Submitted by SamSarah as originally appeared in the December 31, 1995 issue of New York Times Magazine.

1933-1995  The television career of Elizabeth Montgomery nearly spanned the medium's history, from her father's seminal 50's program, Robert Montgomery Presents, to a series of movies that championed a female viewpoint. She received nine Emmy nominations, including five for Bewitched, but never won- the rare occasions in her career when her magic didn't work.

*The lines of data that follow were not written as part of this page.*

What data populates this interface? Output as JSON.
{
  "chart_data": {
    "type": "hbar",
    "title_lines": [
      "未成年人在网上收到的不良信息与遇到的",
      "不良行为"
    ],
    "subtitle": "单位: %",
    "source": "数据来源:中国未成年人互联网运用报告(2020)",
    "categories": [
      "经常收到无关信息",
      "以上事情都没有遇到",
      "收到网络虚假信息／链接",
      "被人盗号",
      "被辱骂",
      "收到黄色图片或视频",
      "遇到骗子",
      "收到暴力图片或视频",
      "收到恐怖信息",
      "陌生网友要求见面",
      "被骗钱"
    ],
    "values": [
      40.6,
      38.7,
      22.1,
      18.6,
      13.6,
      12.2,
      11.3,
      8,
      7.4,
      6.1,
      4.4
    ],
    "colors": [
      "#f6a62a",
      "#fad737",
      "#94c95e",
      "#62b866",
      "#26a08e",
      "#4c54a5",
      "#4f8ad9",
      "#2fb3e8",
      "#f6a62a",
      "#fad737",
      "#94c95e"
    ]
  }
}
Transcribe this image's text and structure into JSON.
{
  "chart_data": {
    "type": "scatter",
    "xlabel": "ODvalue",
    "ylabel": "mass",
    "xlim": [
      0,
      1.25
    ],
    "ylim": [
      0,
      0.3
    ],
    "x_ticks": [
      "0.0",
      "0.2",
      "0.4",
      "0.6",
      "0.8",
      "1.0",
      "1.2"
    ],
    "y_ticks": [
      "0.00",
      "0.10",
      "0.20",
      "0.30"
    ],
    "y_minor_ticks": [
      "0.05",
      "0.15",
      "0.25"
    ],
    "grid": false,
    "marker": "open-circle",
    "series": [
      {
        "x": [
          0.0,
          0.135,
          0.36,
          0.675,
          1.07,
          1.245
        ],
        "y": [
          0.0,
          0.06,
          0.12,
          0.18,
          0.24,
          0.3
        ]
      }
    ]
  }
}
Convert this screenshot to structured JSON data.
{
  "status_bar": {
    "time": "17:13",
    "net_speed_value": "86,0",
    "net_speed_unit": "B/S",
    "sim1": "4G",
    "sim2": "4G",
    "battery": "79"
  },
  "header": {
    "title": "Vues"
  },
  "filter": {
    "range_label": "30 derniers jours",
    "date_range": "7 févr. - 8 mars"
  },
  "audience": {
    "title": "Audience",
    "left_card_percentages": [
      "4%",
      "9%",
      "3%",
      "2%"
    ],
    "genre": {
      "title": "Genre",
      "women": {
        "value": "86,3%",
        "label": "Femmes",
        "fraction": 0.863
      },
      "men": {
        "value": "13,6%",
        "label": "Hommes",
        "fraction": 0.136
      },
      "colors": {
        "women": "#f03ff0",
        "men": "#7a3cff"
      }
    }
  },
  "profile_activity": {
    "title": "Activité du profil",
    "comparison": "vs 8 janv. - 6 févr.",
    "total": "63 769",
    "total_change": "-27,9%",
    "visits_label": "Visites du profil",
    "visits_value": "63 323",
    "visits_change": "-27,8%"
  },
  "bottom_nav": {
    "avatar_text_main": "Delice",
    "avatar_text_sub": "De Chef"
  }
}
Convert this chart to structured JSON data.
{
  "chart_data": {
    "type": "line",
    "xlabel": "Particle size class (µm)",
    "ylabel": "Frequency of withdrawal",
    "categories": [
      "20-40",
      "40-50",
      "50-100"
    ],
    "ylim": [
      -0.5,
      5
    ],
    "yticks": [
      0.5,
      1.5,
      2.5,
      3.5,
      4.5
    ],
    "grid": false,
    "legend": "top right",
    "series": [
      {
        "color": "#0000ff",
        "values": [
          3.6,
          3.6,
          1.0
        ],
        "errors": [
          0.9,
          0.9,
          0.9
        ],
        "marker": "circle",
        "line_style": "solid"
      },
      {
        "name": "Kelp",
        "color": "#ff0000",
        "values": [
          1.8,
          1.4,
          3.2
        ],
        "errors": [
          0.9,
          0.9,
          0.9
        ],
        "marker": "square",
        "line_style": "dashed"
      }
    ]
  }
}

As SAMANTHA STEPHENS, the witch-turned-suburban-housewife in Bewitched, Elizabeth Montgomery, a sunny, spunky, vaguely tomboyish blonde, was a transition from Doris Day, the marriage-minded virgin of the 1950's movies, to Mary Tyler Moore, the independent but vulnerable career woman of 1970's television. The series ran from 1964 to 1972 and has won new fans through its current broadcasts on Nick at Night. Like I Dream of Jeannie, which premiered a year later, Bewitched shows women as uncanny superior beings who renounce their magic powers to fit into their narrow domestic role in post-war America. Barbara Eden's Jeannie is far more overtly sexual than Montgomery's Samantha, who has the breezy, androgynous nick-name Sam. But even Jeannie ends up cozy and cuddly, unlike Kim Novak's eerie witch in the 1958 film Bell, Book and Candle.

In Bewitched, Samantha struggles to be merely human, defending her bland domestic zone against a meddlesome clan of witches and wizards. Her battle-ax mother, Endora, ruthlessly heaps primeval scorn on Samantha's hopelessly square mate. On the show, men are oafish but endearing, and must be manipulated for their own good. Montgomery's Samantha still resonates because sexual relations remain turbulent -- romance is witchcraft for which no one knows the rules.

Her Samantha was a superhero struggling to be merely human.

A universal of world mythology, the witch symbolizes woman's special connection to nature, her mysterious command of the cycle of birth and death. Like Arthur Miller's Crucible, which was a canonical text when the show premiered, Bewitched suggests the tension between individualism and middle-class normality. Aspiring toward model good citizenship, Samantha forever remains the alien trying to "pass." Her spirited relatives are like flamboyant ethnic immigrants refusing to conform to the requisite WASP persona. Given what was going on in America at the time -- protests, assassinations, riots -- it is clear how situation comedy often is a comforting preserver of established social values. Scolding and taming her apparitions, Samantha resembles Sgt. Joe Friday, sternly battling the insane excess of the occultist, psychedelic 60's.

Montgomery's father, the actor Robert Montgomery, was a staunch conservative who inveighed against the triviality of television, where his daughter, who was active in liberal causes, won her greatest fame. Elizabeth Montgomery's bewitching duality as Samantha, who both accepts and subverts social limits, may have come from her complex attitude towards her father's America, which she wanted to respect and yet to reform.